Lead with utilisation data — vendors have limited grounds to argue for full seat billing when you can show 40% of licensed seats are inactive. Use AI-native alternatives as genuine BATNA; get real quotes, not theoretical options. Ask directly: “What would a renewal at our current tier and feature set cost?” and document the response.
What should I not concede in a SaaS renegotiation?
Never concede data portability rights. Never agree to multi-year lock-in without an exit clause tied to AI agent licensing changes. Avoid auto-renewal clauses without a minimum 90-day notice window. And always negotiate AI data rights explicitly — who owns outputs, training data, and derivative insights generated by AI features.
Is it realistic for a 50-employee company to build SaaS alternatives in-house?
Yes, for narrowly scoped automation workflows where annual SaaS spend exceeds $100K. No, for anything involving compliance, multi-party regulated integrations, or workflows requiring a vendor’s proprietary data moat. The threshold question is whether you have sustained engineering capacity for maintenance. Initial build is often straightforward. Month 18 is where AI product debt surfaces.
How does compound engineering change the build vs. buy calculation?
A single developer using AI coding tools can now maintain and ship what previously required three to five FTEs — 51% of builders are shipping production software with AI and about half report saving six or more hours per week. That changes the ongoing maintenance cost calculation. The caveat: 72% of production builders use AI to write discrete pieces of code integrated into larger projects, not prompting their way to complete apps.
What went wrong with Klarna’s AI stack replacement?
AI customer support degraded satisfaction in complex cases, the reversal cost wasn’t factored into the original business case, and consolidating too many apps simultaneously created cascading dependencies. The lesson is not “don’t build” — it is phase your builds, pilot in non-critical workflows first, and preserve fallback positions.

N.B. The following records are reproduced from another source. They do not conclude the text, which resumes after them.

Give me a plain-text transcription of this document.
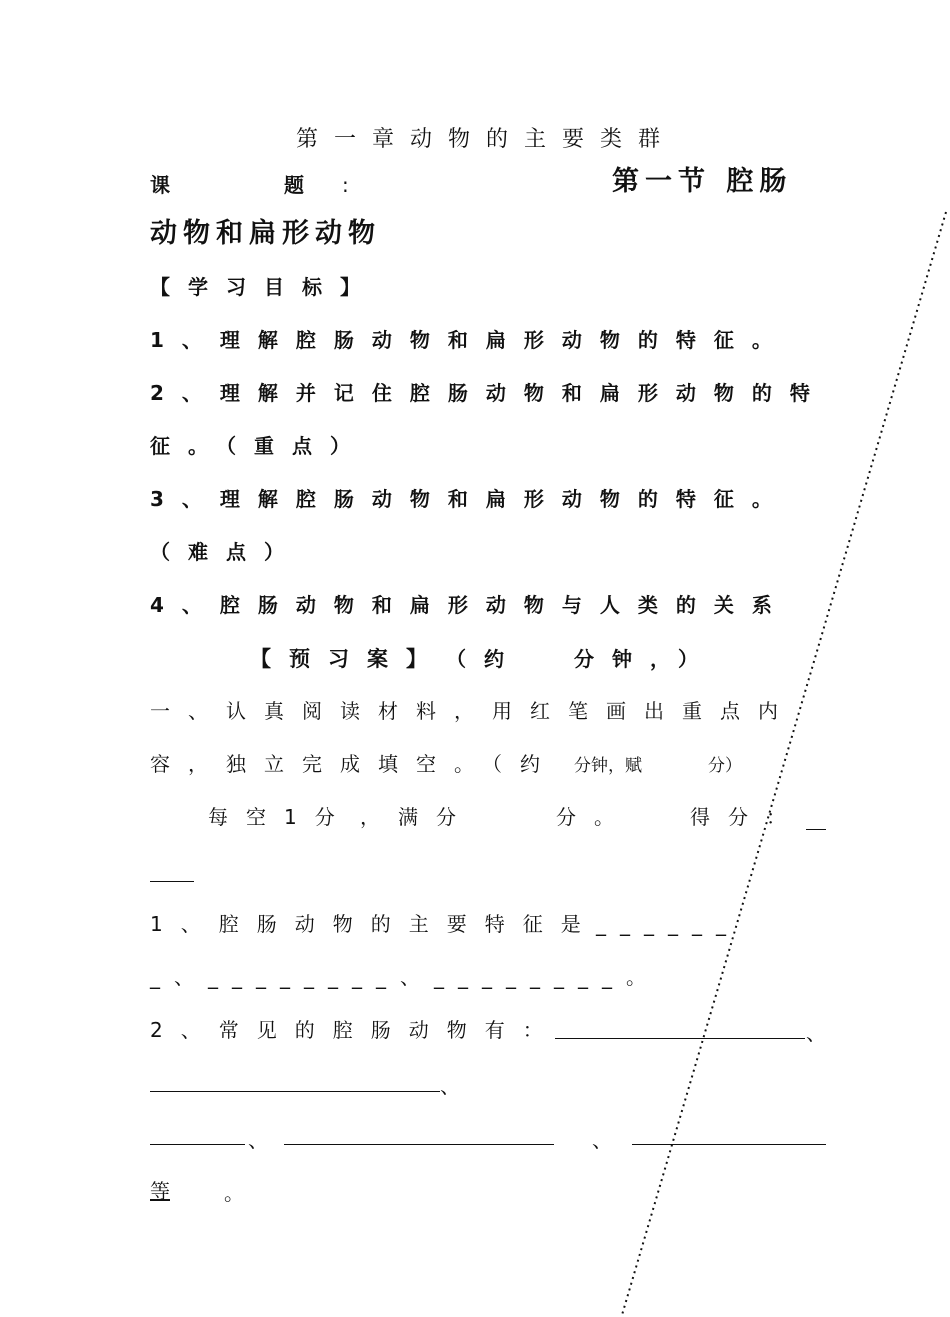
第一章动物的主要类群
课	题 :	第一节 腔肠
动物和扁形动物
【学习目标】
1、理解腔肠动物和扁形动物的特征。
2、理解并记住腔肠动物和扁形动物的特
征。（重点）
3、理解腔肠动物和扁形动物的特征。
（难点）
4、腔肠动物和扁形动物与人类的关系
【预习案】 （约	分钟，）
一、认真阅读材料，用红笔画出重点内
容，独立完成填空。（约 分钟，赋	分）
每空1分 ，满分	分。	得分：
1、腔肠动物的主要特征是
______
_、________、________。
2、常见的腔肠动物有：	、
、
、	、
等	。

How do I build the business case for AI investment at board level?
Document projected SaaS savings from renegotiations and consolidations and present AI tooling investment as funded from that savings line. Use Gartner’s 40% pricing model shift prediction as external validation that this is standard industry direction, not an experiment.
What is SaaS sprawl and why does it matter?
Forrester identifies SaaS sprawl as a primary pain point for technology leaders — the accumulation of tools with poor visibility into actual usage, duplicated functionality, and unchallenged auto-renewals. Making the sprawl visible is the prerequisite for all classification and action that follows.
What is the AI agent licensing issue and why does it matter for negotiations?
Most SaaS contracts assumed human users with individual logins. As companies deploy AI agents accessing SaaS systems via API, vendors are increasingly charging per-agent fees or requiring new licensing tiers. Salesforce’s emerging agentic licensing model is the most prominent early example. In any renegotiation, clarify the vendor’s current policy on AI agent access before you deploy agents at scale.